Foie de Lotte Monkfish Liver
Honorable Mention

Sushi aficionados will jump for joy: all ankimo, all the time. The idea of a shelf-stable supply of monkfish liver was a winner even before we discovered it: It had received the prestigious Innovation Award at the SIAL food show in Paris earlier in the year. Monkfish liver is almost as good as caviar or foie gras as an hors d’oeuvre or a first course—in fact, some people think it combines the best of both. Serve it sliced on a bed of shredded daikon with some ponzu sauce, or on large slices of daikon or potato as an hors d’oeuvre.


Monkfish Liver

Linda's Latkes

Linda’s Gourmet Latkes
Honorable Mention

Who doesn’t love a latke? Linda Hausberg makes her latkes in bite-size for hors d’oeuvres, and regular size for main courses. They arrive frozen and in no time, piping hot latkes emerge from your oven. We love ours with sour cream and salmon caviar. Whether for our own entertaining or as a gift for the latke-deprived, we no longer need to grate our fingers to the bone.
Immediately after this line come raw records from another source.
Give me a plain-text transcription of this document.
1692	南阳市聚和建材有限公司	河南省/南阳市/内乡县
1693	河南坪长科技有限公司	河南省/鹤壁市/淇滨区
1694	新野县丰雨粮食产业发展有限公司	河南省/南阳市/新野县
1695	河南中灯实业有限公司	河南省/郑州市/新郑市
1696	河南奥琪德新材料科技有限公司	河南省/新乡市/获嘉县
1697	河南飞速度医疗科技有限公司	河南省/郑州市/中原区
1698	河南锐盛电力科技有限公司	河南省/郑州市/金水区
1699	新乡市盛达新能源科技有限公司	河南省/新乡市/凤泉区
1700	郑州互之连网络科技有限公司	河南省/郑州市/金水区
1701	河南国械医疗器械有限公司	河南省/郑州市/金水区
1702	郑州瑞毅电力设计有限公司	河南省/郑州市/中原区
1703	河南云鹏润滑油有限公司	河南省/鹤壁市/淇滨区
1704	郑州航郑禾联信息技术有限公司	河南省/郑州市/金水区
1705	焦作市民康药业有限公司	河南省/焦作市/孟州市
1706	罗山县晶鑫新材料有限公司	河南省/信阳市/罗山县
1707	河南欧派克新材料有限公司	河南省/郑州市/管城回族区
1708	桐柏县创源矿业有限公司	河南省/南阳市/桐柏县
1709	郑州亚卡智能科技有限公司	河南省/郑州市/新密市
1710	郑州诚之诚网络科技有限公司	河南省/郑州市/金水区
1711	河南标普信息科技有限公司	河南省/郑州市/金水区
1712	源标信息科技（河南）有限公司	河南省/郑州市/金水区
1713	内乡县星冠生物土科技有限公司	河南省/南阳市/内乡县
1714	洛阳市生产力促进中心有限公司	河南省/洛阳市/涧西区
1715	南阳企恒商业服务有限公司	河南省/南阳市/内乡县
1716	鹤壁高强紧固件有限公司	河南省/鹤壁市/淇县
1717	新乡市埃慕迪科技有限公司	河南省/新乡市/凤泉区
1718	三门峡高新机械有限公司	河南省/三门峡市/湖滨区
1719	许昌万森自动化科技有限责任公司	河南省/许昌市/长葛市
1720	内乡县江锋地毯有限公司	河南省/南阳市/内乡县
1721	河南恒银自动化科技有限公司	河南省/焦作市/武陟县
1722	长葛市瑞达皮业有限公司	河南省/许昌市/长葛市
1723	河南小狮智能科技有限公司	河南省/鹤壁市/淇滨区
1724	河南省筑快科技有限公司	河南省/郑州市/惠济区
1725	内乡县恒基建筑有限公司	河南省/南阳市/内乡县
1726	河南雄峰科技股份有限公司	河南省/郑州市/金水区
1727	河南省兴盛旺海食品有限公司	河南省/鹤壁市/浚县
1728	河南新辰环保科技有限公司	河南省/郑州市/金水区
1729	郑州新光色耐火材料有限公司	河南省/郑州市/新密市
Vosges Haut Chocolat: Mo’s Bacon Bar
Honorable Mention

Applewood smoked bacon + Alder smoked salt + 41% dark milk chocolate = excellent chocolate experience, not gimmicky in the least. Last year we tried a bacon brittle from another company, and were not persuaded. Vosges’ effort is splendid. Santa we’d like a stocking-full, please.


Vosges Bacon Chocolate Bar

We enjoyed so many things at the show and we’re sorry we can’t mention everyone. But we’ll review as many as possible between now and the January Fancy Food Show.